(Adds economist comment, exporters' association, background)
By Paul Carrel
BERLIN, Nov 13 (Reuters) - German gross domestic product (GDP) contracted by 0.5 percent in the third quarter, data showed on Thursday, putting Europe's largest economy in recession for the first time in five years.
The bigger than expected quarter-on-quarter decline in GDP, adjusted for seasonal, calendar and price effects, was marked by a negative contribution from foreign trade as exports weakened, more than offsetting a rise in private and public consumption.
The figures underscored the risks for the broader European economy, which faces a deep and prolonged downturn, exacerbated by ongoing turbulence in the global financial system. Economists polled by Reuters had been expecting a more modest third-quarter contraction of 0.2 percent.
"This doesn't look good at all," said Commerzbank economist Ralph Solveen. "The fourth quarter will be very weak. We'll probably see even worse figures then. We should see things heading down in the first half of 2009 as well, with a stabilisation after that."
The economy last shrank for two straight quarters in the first half of 2003, the Office said. That contraction followed negative growth in the final quarter of 2002 -- making for the economy's weakest patch since reunification in 1990.
The weaker-than-expected GDP figure fuelled financial market gloom about Europe's economic outlook, helping euro zone government bonds edge higher.
Germany's fortunes are crucial to the performance of the overall euro zone. Figures on euro area GDP due on Friday are expected to show a third-quarter contraction of 0.2 percent, putting the 15-nation currency zone in recession.
Germany has been the world's largest exporter of goods since 2003, profiting from a period of strong global growth. But as boom turns to bust in many export markets, its large exposure to the global economy means Germany is suffering.
To limit the damage, Chancellor Angela Merkel's government has unveiled a package of targeted stimulus measures they say could generate investments and contracts of up to 50 billion euros, but the weakness could increase pressure on Berlin to do more for average Germans.
"WE HAVE PROBLEMS"
In a sign of how Germany's big companies are suffering, carmaker Daimler said last month it would shut two big German plants for a month due to a sharp drop in demand.
Auto parts maker Robert Bosch GmbH said last week it would shorten the working week for 3,500 workers at a plant in Germany for six months.
"We have problems in the automotive sector -- there is no doubt -- because of the U.S. market," Anton Boerner, President of the BGA exporters' association, told Reuters Television.

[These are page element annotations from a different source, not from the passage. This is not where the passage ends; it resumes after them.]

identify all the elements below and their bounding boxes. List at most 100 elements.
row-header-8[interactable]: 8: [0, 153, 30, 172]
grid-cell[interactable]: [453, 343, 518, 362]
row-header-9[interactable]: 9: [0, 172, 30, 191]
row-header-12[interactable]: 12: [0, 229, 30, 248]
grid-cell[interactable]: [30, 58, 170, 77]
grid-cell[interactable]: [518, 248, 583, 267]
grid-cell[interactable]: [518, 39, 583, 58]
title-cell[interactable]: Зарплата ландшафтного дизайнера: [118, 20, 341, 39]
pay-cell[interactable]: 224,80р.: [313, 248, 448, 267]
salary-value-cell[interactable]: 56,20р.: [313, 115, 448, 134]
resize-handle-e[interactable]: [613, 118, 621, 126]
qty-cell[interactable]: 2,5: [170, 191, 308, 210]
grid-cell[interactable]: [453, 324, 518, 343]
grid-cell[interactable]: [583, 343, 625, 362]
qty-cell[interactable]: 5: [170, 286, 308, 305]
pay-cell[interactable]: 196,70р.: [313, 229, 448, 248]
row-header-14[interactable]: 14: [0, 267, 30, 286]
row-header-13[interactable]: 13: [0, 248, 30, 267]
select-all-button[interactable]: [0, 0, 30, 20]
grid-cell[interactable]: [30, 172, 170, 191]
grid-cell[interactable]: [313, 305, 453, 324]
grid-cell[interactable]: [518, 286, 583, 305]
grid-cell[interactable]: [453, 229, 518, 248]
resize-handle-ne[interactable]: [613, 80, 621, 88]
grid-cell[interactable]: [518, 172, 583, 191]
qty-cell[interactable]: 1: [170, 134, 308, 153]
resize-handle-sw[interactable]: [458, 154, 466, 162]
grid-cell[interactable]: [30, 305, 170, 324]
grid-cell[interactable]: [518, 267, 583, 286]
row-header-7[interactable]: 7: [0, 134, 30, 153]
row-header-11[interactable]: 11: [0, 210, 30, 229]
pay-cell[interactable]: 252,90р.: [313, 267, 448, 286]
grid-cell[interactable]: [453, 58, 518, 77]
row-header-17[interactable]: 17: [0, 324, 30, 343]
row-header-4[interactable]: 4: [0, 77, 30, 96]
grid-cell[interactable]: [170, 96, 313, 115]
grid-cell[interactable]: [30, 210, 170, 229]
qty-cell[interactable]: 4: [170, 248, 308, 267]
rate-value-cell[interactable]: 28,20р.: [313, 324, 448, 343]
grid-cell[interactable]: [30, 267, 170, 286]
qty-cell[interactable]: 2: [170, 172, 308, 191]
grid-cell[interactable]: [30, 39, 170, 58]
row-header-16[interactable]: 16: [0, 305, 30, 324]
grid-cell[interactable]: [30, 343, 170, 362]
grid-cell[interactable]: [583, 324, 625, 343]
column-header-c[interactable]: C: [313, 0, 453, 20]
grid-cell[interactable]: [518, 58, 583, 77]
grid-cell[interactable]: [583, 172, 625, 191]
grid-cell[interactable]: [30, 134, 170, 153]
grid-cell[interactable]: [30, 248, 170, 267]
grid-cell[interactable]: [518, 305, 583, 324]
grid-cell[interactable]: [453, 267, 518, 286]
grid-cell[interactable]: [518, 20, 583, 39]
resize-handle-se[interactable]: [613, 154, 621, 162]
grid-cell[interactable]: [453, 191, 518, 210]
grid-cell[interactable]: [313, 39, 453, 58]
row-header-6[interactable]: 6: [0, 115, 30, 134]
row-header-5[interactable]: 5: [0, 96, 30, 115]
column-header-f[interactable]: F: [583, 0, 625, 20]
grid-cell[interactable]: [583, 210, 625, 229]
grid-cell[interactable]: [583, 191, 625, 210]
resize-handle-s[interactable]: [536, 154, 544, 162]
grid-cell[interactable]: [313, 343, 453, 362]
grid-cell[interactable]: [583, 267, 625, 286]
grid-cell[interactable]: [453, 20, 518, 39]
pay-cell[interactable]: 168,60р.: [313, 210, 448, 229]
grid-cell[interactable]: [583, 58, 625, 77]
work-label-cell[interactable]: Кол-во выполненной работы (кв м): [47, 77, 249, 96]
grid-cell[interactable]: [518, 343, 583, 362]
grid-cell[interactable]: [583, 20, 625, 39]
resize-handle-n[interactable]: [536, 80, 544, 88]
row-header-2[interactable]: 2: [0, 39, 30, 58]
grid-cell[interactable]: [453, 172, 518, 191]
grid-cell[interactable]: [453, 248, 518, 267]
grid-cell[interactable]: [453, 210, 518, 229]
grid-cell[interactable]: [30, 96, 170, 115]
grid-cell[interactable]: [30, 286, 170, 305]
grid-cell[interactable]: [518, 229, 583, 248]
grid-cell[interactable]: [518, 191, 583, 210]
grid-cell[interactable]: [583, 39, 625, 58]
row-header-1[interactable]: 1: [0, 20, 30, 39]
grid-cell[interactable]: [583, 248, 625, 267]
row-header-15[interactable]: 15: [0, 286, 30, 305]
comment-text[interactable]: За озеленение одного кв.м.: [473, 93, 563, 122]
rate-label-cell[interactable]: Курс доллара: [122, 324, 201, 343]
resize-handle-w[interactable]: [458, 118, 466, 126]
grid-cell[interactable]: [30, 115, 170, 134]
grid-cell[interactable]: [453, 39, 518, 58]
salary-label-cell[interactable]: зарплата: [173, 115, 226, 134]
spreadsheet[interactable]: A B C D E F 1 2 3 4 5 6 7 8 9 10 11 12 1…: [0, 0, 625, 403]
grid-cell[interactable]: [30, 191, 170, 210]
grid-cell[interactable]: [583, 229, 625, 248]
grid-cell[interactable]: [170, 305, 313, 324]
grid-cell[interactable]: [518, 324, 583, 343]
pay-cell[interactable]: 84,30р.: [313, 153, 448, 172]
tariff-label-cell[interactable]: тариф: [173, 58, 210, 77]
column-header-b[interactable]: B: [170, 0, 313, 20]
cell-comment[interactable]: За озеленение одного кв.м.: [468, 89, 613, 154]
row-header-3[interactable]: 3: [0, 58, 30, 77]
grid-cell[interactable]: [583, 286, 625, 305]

On the year, German GDP increased by 1.3 percent in the third quarter after annual growth of 3.3 percent in the April-June period, the statistics office figures showed.
Second-quarter GDP was revised to show a contraction of 0.4 percent, compared with 0.5 percent previously reported.
The economy is headed for further weakness, indicators show.
German business expectations plunged in October to their lowest level since the country was unified in 1990, the Munich-based Ifo economic research institute's monthly business climate survey showed in October.
"If you think today's numbers are already bad, just wait for the next quarter," said ING Financial Markets' Carsten Brzeski. "The headwinds of the financial crisis and the global economic slowdown are blowing right in the face of the German economy."
"At the earliest, a recovery can be expected in the second half of 2009," he added.
The German statistics office is due to publish a breakdown of the third-quarter GDP figures on Nov. 25.